Today marks the tenth anniversary of the rail disaster at Buizingen in Flemish Brabant, when two trains collided, killing 19 people and injuring 310.
The accident took place at 08.28 on a Monday morning, when a stop train riding from Leuven to Halle ran into an intercity train travelling in the opposite direction on the same track from Quiévrain to Liege, close to Buizingen station.
Emergency services were on the scene rapidly, but their work was hampered by the cold and snow on the tracks.
Today’s ceremony will see Lodewijk De Witte, governor of Flemish Brabant, lay a commemorative wreath at the scene, together with his Hainaut counterpart Tommy Leclercq and Marc Snoeckx, mayor of Halle.
The ceremony will also be attended by survivors and relatives of the dead, as well as representatives of the emergency services who took part in the rescue operation.
Earlier this week, the VRT spoke to Rudy Dewinter of the Halle fire service, who was one of the first to arrive on the scene.
“The thing that stays with me the most is the ringing of mobile phones in the wrecked train carriages,” he said. “All of them the phones of people who were hoping for an answer from a missing family member.
“I was on call that day. We got a call about an accident with a train, one of the carriages had overturned. That’s all we knew. But when we arrived we saw right away how enormous the damage was. Pylons carrying cables were brought down, carriages derailed.”

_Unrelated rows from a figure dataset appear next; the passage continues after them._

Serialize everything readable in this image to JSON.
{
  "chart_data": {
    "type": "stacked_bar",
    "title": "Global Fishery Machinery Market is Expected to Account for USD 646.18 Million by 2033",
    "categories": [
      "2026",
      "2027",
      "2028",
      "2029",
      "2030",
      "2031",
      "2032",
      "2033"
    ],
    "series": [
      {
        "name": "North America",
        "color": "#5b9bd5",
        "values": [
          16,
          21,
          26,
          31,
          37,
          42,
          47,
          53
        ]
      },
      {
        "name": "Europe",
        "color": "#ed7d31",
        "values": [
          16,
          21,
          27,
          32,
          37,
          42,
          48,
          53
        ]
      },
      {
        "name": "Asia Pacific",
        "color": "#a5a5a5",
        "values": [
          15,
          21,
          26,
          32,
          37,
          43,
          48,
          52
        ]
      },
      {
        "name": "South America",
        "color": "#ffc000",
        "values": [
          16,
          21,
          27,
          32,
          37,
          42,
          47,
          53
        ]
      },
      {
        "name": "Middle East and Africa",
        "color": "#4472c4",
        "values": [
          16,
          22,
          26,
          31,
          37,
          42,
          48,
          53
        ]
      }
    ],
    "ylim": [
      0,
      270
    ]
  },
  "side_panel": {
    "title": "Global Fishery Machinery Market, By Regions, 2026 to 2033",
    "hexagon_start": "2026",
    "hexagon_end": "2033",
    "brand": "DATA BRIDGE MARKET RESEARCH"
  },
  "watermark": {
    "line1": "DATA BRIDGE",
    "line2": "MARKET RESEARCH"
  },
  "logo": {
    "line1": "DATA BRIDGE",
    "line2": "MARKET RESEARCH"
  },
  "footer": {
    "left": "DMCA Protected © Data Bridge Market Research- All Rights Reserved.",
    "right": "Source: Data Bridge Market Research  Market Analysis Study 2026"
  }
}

He borrowed the baton from a police officer and used it to break the window of one of the derailed carriages. “I managed to crawl inside. I immediately saw the wounded, some with slight injuries, others badly hurt. It took hours for those people to be evacuated.”
The Halle-Vilvoorde prosecutor’s office carried out an investigation, and last December a court concluded the driver of the stop train had contributed to the cause of the accident, and that both the rail authority SNCB and the rail infrastructure company Infrabel were also responsible.
The SNCB was fined €550,000, as was Infrabel, although half of that sum was suspended in their case.
Infrabel decided to appeal, arguing that the conclusions in the verdict of the court called into question the very functioning of the rail system.
The prosecution is also appealing the sentences in the case of Infrabel, which it considers should be punished at least as heavily as the SNCB.